Seis lecciones que aprendí al romper con mi mejor amiga

Descubrí que aun siendo similares en muchos aspectos, nuestra diferencia principal era tan grande que se creó una brecha irreconciliable
Seis lecciones que aprendí al romper con mi mejor amiga
Las rupturas de la amistad puede hacer tanto daño como las de noviazgos./Shutterstock

Ella era mi mejor amiga. Esa con la que compartía todos mis secretos y tenía una cantidad infinita de chistes internos. A la que le pedí fuera la madrina de mis dos hijos, llamaba hermana e iba de fiesta todos los días. Con la que podía hablar por teléfono por tres horas y aun fácilmente textear durante todo el día.

Ella era la mejor amiga que había tenido durante los últimos 12 años…y rompimos.  ¿Por qué? Simplemente descubrí que aun siendo similares en muchos aspectos, nuestra diferencia principal era tan grande que se creó una brecha irreconciliable.

Lección 1: Las rupturas de amigas pueden hacer tanto daño como las de novios

Duele mucho, se siente como romper con un novio. Me asombró las ganas que tenía de escuchar bachatas tristes y todo. ¿Quién pensaría que mi mejor amiga y yo nos íbamos a dejar de hablar? ¿Cómo se prepara uno? Así que eso es la primera cosa que aprendí: habrá amistades en tu vida que te van a romper el corazón.

Lección 2: No me casé con mi mejor amigo

Siempre escuchaba cómo la gente decía: “Me casé con mi mejor amigo”. Neciamente me reía por dentro y decía ‘please, yo tengo a la mejor amiga del mundo’.

En realidad todo este tiempo mi marido debería haber sido mi mejor amigo, pero no lo era.  Ahora, cuando encuentro algo chistoso y la quiero etiquetar a ella,  lo etiqueto a él. Estamos trabajando en ser mejores amigos.
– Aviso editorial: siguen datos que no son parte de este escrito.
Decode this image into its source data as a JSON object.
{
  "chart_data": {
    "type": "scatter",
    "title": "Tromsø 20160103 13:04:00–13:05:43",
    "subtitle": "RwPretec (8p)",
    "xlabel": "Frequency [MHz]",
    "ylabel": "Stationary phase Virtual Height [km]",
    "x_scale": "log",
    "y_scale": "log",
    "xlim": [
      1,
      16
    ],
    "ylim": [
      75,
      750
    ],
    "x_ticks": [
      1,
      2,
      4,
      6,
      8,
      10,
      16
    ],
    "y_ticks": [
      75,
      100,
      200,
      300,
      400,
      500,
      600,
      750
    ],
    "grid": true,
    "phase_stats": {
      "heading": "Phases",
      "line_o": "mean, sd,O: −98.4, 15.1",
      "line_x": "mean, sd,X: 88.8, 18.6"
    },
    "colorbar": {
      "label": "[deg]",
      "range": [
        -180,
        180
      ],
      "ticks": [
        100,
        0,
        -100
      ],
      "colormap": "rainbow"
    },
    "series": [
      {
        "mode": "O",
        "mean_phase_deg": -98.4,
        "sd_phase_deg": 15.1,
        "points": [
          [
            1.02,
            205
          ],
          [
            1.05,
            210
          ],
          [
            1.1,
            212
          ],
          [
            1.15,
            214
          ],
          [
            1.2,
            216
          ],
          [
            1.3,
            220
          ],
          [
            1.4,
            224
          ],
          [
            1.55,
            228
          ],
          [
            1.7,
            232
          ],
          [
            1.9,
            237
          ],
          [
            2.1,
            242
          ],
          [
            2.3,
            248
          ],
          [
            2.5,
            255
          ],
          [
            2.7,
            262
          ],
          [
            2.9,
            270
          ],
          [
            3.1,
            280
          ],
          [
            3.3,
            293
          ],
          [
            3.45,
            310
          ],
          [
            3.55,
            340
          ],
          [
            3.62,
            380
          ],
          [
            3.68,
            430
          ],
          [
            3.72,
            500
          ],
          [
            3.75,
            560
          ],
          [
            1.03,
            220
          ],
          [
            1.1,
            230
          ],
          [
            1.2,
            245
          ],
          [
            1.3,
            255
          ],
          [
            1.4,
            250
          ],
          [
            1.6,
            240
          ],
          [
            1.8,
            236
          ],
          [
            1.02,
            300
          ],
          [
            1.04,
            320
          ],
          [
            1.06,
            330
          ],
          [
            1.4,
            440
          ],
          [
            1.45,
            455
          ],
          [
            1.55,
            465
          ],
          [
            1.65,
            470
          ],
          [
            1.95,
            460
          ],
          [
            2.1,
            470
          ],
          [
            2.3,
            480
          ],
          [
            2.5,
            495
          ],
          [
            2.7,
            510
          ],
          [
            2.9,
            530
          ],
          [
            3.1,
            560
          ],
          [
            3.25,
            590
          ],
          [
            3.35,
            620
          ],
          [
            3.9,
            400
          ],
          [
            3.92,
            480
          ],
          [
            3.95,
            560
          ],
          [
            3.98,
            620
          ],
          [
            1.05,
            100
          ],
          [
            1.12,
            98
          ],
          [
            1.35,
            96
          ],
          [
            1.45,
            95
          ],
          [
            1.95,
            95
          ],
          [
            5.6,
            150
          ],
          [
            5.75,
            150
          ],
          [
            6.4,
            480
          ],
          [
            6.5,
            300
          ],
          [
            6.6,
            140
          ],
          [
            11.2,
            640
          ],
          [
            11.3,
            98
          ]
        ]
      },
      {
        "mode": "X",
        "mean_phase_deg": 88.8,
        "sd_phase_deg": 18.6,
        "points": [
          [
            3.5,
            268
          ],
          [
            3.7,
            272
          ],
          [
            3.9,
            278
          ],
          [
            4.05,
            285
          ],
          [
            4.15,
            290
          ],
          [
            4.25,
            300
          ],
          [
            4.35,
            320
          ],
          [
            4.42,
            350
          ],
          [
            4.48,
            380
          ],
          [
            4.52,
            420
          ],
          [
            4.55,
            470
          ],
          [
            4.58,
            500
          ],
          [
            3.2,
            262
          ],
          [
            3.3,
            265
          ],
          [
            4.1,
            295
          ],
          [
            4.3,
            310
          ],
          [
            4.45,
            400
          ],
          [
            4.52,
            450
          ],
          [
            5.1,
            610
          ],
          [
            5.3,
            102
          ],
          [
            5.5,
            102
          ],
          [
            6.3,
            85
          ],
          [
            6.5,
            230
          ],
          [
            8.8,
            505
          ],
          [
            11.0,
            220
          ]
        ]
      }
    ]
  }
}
Lección 3: No todo el mundo es imparcial

La gente va a sentir la necesidad de  elegir un lado y cuestionar tu carácter.  No todo el que dice que es tu amigo será neutral. Esto me lleva a otra pequeña lección: necesito un equipo donde el hierro se afila con hierro, o un amigo afila a otro amigo.

Lección 4: Nunca conocerás completamente a alguien

También entendí que uno nunca deja de aprender a conocer quién es la otra persona. Pensaba que éramos muy parecidas, pero a la hora de la verdad me di cuenta de sus verdaderos colores.

Tienes que preguntarte, ¿esta persona en verdad comparte tus principios morales, las normas y los valores? Si no, entonces por más triste que sea, no es una amistad que valga la pena salvar.

Lección 5: Me di cuenta que tener una BFF me hizo insegura

Cada decisión que tomé, la tomé con ella. Me di cuenta que no necesito que nadie valide mis decisiones. No necesito una segunda opinión y no debería cuestionarme tanto.

Tengo mi fe, mi familia y mi sentido del humor, no necesito una cheerleader, ya tengo todo lo que siempre he necesitado. Es bueno ser mi propia mejor amiga y tomar decisiones por mi cuenta.

Lección 6: Necesito perdonar muchas veces

Algunos días no sé lo que duele más, si el hecho de haber perdido a mi mejor amiga o tal vez que una familia entera se ha roto, ya que ella era una hermana para mí y una tia/madrina para mis hijos.

Hasta que no desaparezca el dolor de haber perdido lo que era una hermosa amistad, tengo que seguir perdonando.  Esto me lleva a mi última lección: para sanar un corazón roto después del final de amistades significantes se requiere mucha oración y tiempo.